Nicht wenige Beobachter sind dennoch der Meinung, dass der Hoffnungsträger aus dem Norden seinen ersten taktischen Fehler begangen hat. Schließlich zwang er damit nicht nur Kanzlerin Merkel zu einer klaren Absage: „Ich befürworte keine Zusammenarbeit mit der linken Partei.“ Auch für Sachsens jungen Ministerpräsidenten Michael Kretschmer, dessen CDU bei der Bundestagswahl im Freistaat hinter der AfD landete und intern eher diskutiert, inhaltlich nicht rechts genug aufgestellt zu sein, kommt die Debatte über eine mögliche strategische Öffnung nach links zur Unzeit. Man lehne eine Zusammenarbeit mit der Linkspartei „genauso rigoros“ ab wie eine mit der AfD, sagte Kretschmer am Donnerstag vor einem Besuch Merkels in der Dresdner Landtagsfraktion, wo auch über den Kurs der Partei diskutiert wurde.

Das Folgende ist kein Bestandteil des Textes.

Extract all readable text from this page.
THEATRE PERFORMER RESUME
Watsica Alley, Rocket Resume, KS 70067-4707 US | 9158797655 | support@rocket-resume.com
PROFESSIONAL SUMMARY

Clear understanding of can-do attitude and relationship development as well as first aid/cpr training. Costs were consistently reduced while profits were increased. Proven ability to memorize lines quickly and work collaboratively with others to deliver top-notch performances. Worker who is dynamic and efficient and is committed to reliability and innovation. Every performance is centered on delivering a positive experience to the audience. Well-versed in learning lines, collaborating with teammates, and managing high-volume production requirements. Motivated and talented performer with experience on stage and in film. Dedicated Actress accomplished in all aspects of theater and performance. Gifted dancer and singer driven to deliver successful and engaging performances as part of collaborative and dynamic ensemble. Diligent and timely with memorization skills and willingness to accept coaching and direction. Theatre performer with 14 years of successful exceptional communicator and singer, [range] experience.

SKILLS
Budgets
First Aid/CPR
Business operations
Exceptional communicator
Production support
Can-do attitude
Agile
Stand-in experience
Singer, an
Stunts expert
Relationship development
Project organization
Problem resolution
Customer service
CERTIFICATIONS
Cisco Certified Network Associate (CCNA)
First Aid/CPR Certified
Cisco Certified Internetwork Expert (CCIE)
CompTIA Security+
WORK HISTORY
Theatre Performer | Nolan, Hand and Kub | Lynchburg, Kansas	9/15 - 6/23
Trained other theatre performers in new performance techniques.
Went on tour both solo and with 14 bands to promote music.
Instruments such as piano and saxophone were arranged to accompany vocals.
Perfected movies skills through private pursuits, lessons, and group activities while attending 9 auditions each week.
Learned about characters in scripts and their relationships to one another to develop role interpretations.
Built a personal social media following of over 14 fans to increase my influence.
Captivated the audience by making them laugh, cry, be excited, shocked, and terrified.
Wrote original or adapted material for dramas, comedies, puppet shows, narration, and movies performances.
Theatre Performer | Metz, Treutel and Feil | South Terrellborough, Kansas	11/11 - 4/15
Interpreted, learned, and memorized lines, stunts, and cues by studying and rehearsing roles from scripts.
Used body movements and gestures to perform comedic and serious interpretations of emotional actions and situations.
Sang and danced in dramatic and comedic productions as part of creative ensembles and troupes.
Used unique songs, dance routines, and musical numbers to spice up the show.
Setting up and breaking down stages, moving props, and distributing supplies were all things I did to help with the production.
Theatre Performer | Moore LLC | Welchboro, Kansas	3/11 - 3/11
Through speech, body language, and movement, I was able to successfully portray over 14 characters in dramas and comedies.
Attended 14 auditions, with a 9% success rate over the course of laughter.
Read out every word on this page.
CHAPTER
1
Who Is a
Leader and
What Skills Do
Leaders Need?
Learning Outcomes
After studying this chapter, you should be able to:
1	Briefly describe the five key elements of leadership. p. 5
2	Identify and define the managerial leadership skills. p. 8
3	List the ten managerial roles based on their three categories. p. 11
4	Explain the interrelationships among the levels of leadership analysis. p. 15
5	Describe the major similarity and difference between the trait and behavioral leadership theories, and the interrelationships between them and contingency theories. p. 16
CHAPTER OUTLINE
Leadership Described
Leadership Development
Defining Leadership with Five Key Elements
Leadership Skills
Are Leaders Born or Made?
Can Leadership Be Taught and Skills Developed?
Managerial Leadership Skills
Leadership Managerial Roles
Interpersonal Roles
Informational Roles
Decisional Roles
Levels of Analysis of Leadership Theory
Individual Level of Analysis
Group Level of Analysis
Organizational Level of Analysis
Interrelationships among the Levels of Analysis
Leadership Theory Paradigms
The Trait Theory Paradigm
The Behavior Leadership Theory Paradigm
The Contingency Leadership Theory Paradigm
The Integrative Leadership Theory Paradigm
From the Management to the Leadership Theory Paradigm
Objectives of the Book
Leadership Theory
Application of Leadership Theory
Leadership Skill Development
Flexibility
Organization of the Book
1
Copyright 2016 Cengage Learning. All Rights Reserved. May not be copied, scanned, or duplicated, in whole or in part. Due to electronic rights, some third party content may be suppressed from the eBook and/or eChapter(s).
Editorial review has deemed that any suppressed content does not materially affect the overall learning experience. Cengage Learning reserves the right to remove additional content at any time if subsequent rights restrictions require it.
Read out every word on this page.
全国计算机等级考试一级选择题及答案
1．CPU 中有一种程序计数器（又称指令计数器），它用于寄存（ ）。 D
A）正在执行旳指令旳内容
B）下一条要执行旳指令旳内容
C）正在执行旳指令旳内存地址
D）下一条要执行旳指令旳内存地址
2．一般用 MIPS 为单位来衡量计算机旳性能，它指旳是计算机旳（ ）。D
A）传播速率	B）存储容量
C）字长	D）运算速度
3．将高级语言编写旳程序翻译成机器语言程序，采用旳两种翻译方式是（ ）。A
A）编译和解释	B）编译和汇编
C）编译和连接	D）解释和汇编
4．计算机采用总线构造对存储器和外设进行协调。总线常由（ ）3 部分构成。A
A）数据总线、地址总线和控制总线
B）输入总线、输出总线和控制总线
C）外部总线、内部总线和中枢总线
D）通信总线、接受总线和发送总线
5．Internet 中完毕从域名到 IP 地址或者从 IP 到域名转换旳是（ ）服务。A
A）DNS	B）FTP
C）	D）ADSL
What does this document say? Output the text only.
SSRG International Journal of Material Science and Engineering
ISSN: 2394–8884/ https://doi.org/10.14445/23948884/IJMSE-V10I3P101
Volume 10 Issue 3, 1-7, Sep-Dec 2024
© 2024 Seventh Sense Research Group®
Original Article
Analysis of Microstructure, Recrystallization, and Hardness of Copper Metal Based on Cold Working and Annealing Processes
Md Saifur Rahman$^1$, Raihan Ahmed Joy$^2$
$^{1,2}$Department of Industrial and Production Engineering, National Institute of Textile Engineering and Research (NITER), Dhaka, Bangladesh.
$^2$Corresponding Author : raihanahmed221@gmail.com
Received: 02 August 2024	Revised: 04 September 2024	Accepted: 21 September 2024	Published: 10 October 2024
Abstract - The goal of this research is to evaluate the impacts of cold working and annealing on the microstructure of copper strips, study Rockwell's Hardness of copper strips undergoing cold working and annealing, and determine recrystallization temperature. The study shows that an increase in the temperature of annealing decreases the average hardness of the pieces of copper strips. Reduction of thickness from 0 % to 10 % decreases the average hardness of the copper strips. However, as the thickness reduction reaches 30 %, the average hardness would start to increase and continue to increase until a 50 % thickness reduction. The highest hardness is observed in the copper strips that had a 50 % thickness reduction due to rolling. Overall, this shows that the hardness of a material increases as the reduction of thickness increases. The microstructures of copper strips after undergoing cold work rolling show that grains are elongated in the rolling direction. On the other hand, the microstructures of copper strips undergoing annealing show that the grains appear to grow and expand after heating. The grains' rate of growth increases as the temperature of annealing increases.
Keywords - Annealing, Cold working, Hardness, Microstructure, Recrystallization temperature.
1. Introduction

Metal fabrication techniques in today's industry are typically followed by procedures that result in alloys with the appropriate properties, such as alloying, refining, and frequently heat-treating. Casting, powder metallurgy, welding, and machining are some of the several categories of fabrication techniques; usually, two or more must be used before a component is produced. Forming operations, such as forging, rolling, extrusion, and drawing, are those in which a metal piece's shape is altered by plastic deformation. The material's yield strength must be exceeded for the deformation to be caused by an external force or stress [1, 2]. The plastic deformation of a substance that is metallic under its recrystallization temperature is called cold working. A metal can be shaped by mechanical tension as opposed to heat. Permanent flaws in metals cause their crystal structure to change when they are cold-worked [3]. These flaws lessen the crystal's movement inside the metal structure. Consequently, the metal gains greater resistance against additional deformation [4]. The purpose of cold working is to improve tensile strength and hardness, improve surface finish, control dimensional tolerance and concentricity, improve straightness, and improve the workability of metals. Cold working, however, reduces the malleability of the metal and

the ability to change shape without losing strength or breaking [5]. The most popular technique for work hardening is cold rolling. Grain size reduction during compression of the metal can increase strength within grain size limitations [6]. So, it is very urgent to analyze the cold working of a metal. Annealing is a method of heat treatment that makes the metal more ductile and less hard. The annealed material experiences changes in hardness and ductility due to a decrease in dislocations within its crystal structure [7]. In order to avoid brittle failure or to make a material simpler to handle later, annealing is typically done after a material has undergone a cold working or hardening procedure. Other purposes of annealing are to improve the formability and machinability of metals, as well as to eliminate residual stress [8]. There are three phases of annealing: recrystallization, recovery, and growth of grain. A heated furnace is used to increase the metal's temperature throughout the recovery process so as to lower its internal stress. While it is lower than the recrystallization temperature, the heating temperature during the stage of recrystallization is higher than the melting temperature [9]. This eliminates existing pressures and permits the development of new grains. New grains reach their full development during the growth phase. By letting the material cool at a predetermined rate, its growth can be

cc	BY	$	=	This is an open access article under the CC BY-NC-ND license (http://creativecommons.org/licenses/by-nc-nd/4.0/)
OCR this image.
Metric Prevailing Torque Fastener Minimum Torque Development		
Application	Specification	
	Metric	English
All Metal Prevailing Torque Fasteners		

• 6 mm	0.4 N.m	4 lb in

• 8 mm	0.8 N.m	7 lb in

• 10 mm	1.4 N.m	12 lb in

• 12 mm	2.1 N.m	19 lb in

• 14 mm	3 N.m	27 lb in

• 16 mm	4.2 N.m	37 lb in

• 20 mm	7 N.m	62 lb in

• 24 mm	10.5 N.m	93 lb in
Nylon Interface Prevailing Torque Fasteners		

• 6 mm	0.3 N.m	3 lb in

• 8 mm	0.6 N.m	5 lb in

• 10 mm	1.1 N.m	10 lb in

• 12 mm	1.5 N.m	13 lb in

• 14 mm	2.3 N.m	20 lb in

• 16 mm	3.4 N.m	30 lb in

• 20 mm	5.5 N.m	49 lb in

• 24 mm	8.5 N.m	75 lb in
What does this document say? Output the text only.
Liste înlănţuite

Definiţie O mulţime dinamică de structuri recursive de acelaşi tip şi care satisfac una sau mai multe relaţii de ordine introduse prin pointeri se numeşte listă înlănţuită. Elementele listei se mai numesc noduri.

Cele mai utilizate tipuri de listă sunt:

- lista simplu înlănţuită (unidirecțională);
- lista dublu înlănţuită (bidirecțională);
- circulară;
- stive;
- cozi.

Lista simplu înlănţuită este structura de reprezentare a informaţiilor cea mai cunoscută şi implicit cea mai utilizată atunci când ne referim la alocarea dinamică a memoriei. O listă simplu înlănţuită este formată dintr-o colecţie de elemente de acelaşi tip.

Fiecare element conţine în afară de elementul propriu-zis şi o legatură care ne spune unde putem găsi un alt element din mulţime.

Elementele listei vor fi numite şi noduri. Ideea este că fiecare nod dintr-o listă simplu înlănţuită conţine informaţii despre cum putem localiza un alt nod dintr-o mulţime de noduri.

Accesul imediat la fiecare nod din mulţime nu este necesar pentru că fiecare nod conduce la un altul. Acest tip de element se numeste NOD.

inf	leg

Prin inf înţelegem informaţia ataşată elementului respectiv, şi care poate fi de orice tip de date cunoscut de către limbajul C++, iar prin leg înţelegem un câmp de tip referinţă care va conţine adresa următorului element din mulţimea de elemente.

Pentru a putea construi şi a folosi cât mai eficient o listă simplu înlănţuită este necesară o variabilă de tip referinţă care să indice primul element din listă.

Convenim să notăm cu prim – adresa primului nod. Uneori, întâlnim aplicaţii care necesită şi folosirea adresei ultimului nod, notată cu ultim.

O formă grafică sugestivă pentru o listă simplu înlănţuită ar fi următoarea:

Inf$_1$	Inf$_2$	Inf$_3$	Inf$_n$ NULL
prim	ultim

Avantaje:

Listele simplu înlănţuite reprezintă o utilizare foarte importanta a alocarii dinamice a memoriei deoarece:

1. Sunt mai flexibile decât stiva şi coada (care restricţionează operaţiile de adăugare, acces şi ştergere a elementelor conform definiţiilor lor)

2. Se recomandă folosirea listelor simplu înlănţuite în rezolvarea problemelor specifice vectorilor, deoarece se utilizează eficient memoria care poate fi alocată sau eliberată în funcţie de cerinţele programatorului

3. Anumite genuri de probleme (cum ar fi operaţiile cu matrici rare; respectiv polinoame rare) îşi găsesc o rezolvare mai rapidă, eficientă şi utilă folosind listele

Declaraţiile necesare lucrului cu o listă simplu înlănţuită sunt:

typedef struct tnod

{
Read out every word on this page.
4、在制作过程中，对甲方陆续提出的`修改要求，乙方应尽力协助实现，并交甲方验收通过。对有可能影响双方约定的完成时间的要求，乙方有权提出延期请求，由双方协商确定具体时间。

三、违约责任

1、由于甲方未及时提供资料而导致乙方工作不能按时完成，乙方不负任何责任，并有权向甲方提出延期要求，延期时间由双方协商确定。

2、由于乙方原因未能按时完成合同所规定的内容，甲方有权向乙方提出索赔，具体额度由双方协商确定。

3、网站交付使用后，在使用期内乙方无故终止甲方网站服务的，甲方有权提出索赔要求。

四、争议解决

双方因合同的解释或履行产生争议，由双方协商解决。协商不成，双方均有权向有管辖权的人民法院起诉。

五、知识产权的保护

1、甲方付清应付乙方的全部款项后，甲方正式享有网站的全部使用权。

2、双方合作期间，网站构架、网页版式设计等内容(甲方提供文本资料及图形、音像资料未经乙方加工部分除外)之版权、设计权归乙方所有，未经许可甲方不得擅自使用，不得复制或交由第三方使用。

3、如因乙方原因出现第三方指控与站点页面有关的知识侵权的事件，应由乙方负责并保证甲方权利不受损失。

Günther steht trotzdem zu seinen Aussagen. Auch verteidigt er den Zeitpunkt, zu dem er seinen nächsten Aufreger platziert hat. Der CSU gefällt es vor der Landtagswahl in Bayern gar nicht, dass aus der Schwesterpartei ein Vorstoß kommt, der nicht mehr, sondern weniger Härte gegenüber Migranten ohne Aufenthaltsrecht verspricht. Und auch Unionsfraktionschef Volker Kauder befürchtet neue Anreize für Menschen, die aus wirtschaftlichen Gründen fliehen.

Mittvierziger mit Selbtbewusstsein

So viel Selbstbewusstsein hat der Mittvierziger mittlerweile, dass er keinen Rückzieher macht, sondern lieber nachlegt. „Herr Seehofer legt bald einen Gesetzentwurf zur Zuwanderung von Fachkräften vor“, sagt er in einem Telefonat am Donnerstag. Deshalb werbe er jetzt dafür, dass das Gesetz „einen Spurwechsel für abgelehnte, aber gut integrierte Asylbewerber mit einem Arbeitsplatz ermöglicht“. Er versteht auch die Sorge nicht, dass seine Initiative den flüchtlingspolitischen Burgfrieden beider Unionsparteien gefährden könnte, das Thema sei schließlich auch für Bayern wichtig: „Wir haben hier schlicht einen großen Regelungsbedarf, der für alle Bundesländer besteht.“ Unternehmer würden darunter leiden, wenn ein kompetenter und gut integrierter Mitarbeiter abgeschoben wird, meint Günther: „Das sind reale Sachzwänge, weshalb die Diskussion auch nicht aufgeschoben werden kann.“

Vielleicht kommt ihm der Protest auch nicht so laut vor, weil er Getöse gewohnt ist: Während seines Urlaubs war er beim Wacken Open Air, dem Heavy-Metal-Festival in Deutschland. Besonders fieberte er dem Auftritt von „Judas Priest“ entgegen, mit deren Musik sich der CDU-Mann einst vor Handballspielen in Stimmung brachte.